Top-level keys mirror the settings; a `[swival]` table is passed straight through to `swival.Session`, so the full agent is configurable.

```toml
# nbclaw.toml
signal_url = "http://127.0.0.1:3080"
allow = ["YOURPHONE"]
notify = "YOURPHONE"

provider = "lmstudio"
model = "ornith-1.0-9b"
# base_url = "http://127.0.0.1:1234"   # only if not the provider default
max_turns = 60

state_dir = "~/.nbclaw"

# MCP servers, in swival's format.
[mcp_servers.chrome]
command = "npx"
args = ["-y", "chrome-devtools-mcp@latest", "--isolated", "--no-usage-statistics", "--no-performance-crux"]

# Anything here is forwarded verbatim to swival.Session.
[swival]
temperature = 0.2
reasoning_effort = "medium"
```

Run it:

```sh
uv run nbclaw --config nbclaw.toml
```

CLI flags override the file.

## Running 24/7

The agent is meant to stay up.

On macOS, a launchd job keeps it alive across logouts and reboots. A template is in `deploy/com.nbclaw.daemon.plist`; edit the paths and numbers, then:

```sh
cp deploy/com.nbclaw.daemon.plist ~/Library/LaunchAgents/
launchctl load ~/Library/LaunchAgents/com.nbclaw.daemon.plist
```

On Linux, a user systemd unit does the same job; the plist documents the same command line.

To keep the daemon sandboxed while it runs unattended, wrap that command in `nono run` — see [Sandboxing with nono](#sandboxing-with-nono).

## State

Everything lives under `state_dir` (default `~/.nbclaw`):

- `crons.json` — scheduled tasks, written atomically.
- `workspace/` — the agent's working directory (its `base_dir`).

## Environment variables

- `NBCLAW_LOG` sets the log level (default `INFO`; try `DEBUG`).

## But why this since there's already XYZ?

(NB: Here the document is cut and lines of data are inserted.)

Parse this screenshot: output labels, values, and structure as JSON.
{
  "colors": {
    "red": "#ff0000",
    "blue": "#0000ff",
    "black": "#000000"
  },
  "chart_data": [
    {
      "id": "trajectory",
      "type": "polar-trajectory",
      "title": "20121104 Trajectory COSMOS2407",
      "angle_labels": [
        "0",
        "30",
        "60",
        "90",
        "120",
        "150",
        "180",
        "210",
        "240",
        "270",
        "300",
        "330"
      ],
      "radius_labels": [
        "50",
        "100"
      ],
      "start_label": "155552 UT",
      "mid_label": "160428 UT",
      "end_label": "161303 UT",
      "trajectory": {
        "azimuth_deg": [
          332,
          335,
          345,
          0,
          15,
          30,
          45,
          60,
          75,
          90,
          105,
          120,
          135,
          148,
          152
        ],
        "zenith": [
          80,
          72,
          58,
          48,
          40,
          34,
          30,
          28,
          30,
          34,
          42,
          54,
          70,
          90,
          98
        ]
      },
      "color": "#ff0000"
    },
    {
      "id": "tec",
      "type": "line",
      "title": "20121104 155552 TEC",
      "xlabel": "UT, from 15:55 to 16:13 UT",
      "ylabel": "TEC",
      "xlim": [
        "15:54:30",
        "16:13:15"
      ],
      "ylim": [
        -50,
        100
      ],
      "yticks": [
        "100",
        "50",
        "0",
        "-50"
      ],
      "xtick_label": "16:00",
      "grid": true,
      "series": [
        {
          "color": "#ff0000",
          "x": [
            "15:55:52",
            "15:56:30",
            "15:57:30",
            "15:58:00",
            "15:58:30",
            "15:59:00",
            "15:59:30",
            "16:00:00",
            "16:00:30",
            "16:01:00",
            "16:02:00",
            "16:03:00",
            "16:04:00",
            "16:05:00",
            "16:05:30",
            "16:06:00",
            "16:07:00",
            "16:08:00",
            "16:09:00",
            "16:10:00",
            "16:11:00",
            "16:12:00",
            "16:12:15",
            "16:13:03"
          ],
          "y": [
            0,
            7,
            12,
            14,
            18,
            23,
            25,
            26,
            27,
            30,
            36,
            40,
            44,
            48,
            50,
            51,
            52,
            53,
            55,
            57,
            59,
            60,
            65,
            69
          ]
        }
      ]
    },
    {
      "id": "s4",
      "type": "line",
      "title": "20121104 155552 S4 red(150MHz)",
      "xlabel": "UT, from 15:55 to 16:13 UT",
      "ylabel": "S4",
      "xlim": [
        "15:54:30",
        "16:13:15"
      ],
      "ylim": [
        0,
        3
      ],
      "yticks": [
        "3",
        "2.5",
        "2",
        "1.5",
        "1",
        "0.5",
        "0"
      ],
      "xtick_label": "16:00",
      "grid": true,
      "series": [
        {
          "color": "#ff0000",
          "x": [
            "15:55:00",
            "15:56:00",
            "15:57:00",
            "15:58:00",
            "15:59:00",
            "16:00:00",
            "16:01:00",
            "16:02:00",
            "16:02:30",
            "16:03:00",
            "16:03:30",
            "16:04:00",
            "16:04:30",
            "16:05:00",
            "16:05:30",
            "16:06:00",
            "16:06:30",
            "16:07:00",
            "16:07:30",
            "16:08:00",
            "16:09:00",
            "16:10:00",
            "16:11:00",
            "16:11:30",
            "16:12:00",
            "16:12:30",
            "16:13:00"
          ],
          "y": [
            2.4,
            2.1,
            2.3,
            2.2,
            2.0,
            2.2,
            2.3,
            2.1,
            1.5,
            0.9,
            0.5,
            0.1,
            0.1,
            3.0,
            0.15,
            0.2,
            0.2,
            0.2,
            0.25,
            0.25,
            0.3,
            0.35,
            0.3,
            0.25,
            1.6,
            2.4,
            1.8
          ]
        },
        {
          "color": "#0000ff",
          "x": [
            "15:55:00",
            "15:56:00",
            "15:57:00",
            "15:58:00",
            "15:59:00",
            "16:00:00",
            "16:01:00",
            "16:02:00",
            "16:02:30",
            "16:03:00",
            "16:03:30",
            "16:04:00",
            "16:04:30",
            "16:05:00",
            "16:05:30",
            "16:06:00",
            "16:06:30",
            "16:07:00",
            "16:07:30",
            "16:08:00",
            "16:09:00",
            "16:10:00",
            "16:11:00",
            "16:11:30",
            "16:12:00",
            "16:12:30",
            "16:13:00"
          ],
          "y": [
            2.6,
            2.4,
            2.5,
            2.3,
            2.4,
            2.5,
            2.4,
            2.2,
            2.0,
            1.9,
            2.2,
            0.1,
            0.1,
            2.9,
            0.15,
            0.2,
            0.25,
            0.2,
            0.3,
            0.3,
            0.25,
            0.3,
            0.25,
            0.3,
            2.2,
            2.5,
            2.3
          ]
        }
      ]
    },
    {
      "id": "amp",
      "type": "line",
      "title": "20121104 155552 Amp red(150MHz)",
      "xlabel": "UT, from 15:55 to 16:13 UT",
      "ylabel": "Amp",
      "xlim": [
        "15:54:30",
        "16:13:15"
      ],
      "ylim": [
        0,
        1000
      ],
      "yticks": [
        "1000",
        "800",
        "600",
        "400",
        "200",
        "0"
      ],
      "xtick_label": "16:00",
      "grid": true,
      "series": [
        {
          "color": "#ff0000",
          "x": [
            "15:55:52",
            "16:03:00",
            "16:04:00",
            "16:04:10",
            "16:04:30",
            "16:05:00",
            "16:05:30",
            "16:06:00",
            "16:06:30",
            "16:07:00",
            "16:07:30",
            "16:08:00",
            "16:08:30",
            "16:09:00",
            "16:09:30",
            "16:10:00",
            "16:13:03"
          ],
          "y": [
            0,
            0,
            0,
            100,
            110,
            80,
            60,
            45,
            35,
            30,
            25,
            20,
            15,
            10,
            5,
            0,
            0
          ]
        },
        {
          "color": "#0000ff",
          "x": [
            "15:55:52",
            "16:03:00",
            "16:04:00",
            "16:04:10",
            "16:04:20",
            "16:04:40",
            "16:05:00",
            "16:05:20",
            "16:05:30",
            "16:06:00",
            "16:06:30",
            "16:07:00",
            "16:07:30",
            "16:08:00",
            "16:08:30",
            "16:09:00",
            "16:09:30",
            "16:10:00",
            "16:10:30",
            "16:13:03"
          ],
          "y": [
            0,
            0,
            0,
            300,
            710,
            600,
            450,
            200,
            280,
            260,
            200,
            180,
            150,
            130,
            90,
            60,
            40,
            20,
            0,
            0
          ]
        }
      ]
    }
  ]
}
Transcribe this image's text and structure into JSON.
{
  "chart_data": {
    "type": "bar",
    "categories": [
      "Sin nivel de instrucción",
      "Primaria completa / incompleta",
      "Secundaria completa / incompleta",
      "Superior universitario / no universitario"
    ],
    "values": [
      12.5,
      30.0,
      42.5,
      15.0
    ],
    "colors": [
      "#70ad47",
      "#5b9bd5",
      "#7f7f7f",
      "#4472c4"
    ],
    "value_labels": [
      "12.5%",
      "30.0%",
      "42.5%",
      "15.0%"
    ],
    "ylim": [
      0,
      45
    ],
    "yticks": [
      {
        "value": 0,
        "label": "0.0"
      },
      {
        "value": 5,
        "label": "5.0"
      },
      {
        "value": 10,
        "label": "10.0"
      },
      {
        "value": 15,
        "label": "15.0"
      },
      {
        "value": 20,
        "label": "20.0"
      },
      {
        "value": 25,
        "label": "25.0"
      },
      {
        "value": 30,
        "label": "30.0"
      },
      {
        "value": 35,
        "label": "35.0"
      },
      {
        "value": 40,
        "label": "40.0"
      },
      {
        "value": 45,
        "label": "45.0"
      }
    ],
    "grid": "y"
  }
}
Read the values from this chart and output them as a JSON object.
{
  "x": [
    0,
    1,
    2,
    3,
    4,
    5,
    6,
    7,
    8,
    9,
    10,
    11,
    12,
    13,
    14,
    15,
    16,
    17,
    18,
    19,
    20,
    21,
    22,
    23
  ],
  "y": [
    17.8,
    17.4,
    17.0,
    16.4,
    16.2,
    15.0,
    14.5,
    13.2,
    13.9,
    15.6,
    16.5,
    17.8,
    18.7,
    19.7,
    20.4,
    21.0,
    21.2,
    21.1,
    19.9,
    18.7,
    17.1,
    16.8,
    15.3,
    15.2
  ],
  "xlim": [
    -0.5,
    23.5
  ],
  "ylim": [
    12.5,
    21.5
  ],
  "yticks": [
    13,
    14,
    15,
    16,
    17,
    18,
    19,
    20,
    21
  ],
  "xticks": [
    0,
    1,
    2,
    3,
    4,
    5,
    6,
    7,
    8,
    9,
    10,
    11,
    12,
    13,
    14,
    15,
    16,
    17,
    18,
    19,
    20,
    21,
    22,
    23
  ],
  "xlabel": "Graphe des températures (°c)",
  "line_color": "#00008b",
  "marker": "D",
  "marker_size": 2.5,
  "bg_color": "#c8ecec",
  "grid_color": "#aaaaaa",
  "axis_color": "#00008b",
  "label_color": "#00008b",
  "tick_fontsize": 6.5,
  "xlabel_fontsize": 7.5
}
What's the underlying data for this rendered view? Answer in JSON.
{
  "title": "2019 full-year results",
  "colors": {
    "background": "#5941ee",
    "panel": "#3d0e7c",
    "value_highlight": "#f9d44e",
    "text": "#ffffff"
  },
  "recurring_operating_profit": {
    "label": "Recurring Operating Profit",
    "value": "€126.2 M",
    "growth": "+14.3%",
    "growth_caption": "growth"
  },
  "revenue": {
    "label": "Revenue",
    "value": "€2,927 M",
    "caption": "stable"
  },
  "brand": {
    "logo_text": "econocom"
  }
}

NBClaw uses Swival as a Python library, so the CLI isn't required. This lets it work well even with small, local models and short context windows. No large models needed.

More importantly, NBClaw is ridiculously lightweight and incredibly easy to install and use.

No bloat. It intentionally ships with a minimal set of tools, but it gets the job done. And if you need more, you can extend it with skills, MCP servers, and whatever else fits your workflow.

It may not be for you, but this is the minimal claw-style agent I always wanted.